Paliwal Preeti, Sharma Arundhati, Tandon Radhika, Sharma Namrata, Titiyal Jeewan S, Sen Seema, Nag Tapas C, Vajpayee Rasik B
Laboratory of Cyto-Molecular Genetics, Department of Anatomy, All India Institute of Medical Sciences, New Delhi, India.
Mol Vis. 2010 Dec 31;16:2955-63.
To identify the solute carrier family 4 (sodium borate cotransporter) member 11 (SLC4A11) mutation spectrum and to perform genotype-phenotype correlations in autosomal recessive Congenital Hereditary Endothelial Dystrophy (CHED2) in North Indian patients.
Twenty-five patients from twenty families clinically diagnosed with autosomal recessive CHED2 were recruited for the study. Clinical parameters such as age at onset, presentation, and pre- and post-operative visual acuities were recorded. Corneal buttons of patients undergoing keratoplasty were analyzed for histopathologic and ultrastructural confirmation. All the affected individuals and 50 unrelated population matched normal controls were screened for underlying sequence changes. Genomic DNA was isolated from peripheral blood samples and all the exons and the 5'-upstream region of the SLC4A11 gene were screened for mutations by direct DNA sequencing.
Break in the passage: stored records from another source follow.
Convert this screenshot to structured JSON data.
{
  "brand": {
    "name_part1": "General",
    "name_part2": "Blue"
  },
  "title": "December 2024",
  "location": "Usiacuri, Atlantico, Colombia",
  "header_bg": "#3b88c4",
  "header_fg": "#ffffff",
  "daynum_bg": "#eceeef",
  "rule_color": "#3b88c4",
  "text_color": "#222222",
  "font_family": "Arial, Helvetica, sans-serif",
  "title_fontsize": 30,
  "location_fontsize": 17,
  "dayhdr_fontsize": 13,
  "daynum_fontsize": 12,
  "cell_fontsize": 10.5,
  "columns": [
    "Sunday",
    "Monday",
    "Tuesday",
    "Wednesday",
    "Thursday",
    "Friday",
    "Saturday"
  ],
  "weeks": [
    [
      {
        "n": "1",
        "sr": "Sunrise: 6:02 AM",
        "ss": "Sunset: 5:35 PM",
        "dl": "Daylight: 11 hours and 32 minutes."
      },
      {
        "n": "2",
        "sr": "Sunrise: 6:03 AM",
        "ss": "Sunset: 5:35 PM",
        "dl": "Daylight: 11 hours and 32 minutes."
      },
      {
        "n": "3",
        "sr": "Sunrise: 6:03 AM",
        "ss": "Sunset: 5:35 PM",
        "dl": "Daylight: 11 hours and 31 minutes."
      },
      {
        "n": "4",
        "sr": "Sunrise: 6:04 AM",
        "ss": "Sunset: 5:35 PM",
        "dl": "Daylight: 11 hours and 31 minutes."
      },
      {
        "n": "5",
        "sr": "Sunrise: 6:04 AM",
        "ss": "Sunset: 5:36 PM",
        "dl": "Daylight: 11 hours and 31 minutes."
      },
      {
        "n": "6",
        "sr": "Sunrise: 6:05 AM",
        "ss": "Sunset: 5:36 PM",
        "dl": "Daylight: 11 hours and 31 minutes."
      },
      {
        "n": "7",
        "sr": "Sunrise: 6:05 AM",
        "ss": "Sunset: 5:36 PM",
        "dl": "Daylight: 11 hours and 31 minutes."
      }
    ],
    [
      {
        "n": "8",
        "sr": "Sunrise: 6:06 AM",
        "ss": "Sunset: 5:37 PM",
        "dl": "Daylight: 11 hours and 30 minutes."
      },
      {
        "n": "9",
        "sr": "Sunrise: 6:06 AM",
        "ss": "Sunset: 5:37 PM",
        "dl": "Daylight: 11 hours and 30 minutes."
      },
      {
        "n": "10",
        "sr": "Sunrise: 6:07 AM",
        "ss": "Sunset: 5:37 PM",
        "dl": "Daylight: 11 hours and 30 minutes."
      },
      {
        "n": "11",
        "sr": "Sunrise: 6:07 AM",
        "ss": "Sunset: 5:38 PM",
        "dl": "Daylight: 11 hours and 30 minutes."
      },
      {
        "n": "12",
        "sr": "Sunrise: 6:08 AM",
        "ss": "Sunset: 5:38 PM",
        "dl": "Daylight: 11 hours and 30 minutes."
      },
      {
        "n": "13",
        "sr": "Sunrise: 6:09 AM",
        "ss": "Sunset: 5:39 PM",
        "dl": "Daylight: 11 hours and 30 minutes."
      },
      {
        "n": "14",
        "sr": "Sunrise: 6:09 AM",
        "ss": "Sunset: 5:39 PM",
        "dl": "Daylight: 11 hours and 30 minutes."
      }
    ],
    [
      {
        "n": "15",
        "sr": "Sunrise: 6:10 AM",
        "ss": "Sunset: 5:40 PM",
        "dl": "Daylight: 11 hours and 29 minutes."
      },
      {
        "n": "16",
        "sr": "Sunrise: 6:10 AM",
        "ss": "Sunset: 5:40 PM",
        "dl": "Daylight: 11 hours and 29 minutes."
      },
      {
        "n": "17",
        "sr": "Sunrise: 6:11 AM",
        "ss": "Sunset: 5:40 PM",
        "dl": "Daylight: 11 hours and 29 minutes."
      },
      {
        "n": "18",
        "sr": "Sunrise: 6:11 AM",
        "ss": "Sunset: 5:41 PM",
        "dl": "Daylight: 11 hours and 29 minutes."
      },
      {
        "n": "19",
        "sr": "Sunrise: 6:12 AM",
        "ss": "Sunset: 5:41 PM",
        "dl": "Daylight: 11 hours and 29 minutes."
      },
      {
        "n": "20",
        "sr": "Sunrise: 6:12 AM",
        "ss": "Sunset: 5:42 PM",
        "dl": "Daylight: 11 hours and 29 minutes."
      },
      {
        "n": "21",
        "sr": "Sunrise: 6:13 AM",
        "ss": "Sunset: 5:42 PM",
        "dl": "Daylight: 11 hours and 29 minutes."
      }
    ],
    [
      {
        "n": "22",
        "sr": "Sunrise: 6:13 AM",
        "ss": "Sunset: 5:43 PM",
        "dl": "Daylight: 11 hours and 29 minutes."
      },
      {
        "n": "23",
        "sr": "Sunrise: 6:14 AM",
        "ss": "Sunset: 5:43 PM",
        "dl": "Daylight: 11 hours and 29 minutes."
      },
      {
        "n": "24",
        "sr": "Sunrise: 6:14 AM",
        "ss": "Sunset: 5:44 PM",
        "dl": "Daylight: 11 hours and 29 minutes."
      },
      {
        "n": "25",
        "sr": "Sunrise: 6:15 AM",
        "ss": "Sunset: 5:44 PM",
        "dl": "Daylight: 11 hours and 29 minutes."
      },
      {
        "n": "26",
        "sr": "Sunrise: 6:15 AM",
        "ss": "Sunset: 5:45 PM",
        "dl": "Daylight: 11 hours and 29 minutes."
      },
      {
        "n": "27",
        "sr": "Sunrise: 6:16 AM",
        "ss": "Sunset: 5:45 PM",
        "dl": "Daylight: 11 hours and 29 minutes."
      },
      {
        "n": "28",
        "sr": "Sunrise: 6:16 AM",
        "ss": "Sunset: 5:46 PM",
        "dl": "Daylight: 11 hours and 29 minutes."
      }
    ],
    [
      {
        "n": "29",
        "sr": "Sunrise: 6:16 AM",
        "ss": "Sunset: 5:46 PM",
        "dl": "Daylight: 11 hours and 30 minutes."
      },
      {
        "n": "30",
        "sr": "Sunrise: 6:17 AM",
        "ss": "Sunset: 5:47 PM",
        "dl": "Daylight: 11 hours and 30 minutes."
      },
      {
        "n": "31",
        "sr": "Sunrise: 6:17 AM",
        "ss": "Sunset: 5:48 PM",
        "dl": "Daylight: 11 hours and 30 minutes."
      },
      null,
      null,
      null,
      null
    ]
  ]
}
A high degree of consanguinity (9 out of 20 families) was noted. Corneal haze was reported to be present since birth or shortly thereafter in all affected patients. Histology and electron microscopy studies revealed increased thickness of Descemet's membrane, especially of the non-banded zone. Molecular studies revealed one novel homozygous in-frame deletion mutation in two affected siblings from one family and three other previously reported homozygous mutations in 12 patients from 9 families. Mutations were not identified in 11 patients from 11 families. High interfamilial and intrafamilial phenotypic variability was seen among the cohort of patients.
This is the first report on the mutation spectrum and genotype-phenotype correlation in CHED2 patients from North India. The present study detected one novel and three reported changes, adding to the repertoire of mutations in SLC4A11, and recorded a high degree of genetic heterogeneity in CHED2.
确定溶质载体家族4(硼酸钠共转运体)成员11(SLC4A11)的突变谱,并对北印度常染色体隐性先天性遗传性内皮营养不良(CHED2)患者进行基因型-表型相关性分析。
招募了来自20个家庭的25例临床诊断为常染色体隐性CHED2的患者进行研究。记录了诸如发病年龄、临床表现以及手术前后视力等临床参数。对接受角膜移植手术患者的角膜组织块进行组织病理学和超微结构分析以进行确诊。对所有患病个体和50名无亲缘关系的匹配正常对照进行潜在序列变化筛查。从外周血样本中提取基因组DNA,通过直接DNA测序对SLC4A11基因的所有外显子和5'-上游区域进行突变筛查。
发现高度近亲结婚情况(20个家庭中有9个)。据报道,所有患病患者自出生时或出生后不久即存在角膜混浊。组织学和电子显微镜研究显示Descemet膜厚度增加,尤其是无带区。分子研究发现一个家庭的两名患病同胞中有一个新的纯合框内缺失突变,以及9个家庭的12名患者中有另外三个先前报道的纯合突变。11个家庭的11名患者未发现突变。在患者队列中观察到高度的家族间和家族内表型变异性。
这是关于北印度CHED2患者突变谱和基因型-表型相关性的首次报告。本研究检测到一个新的和三个已报道的变化,增加了SLC4A11的突变种类,并记录了CHED2中高度的遗传异质性。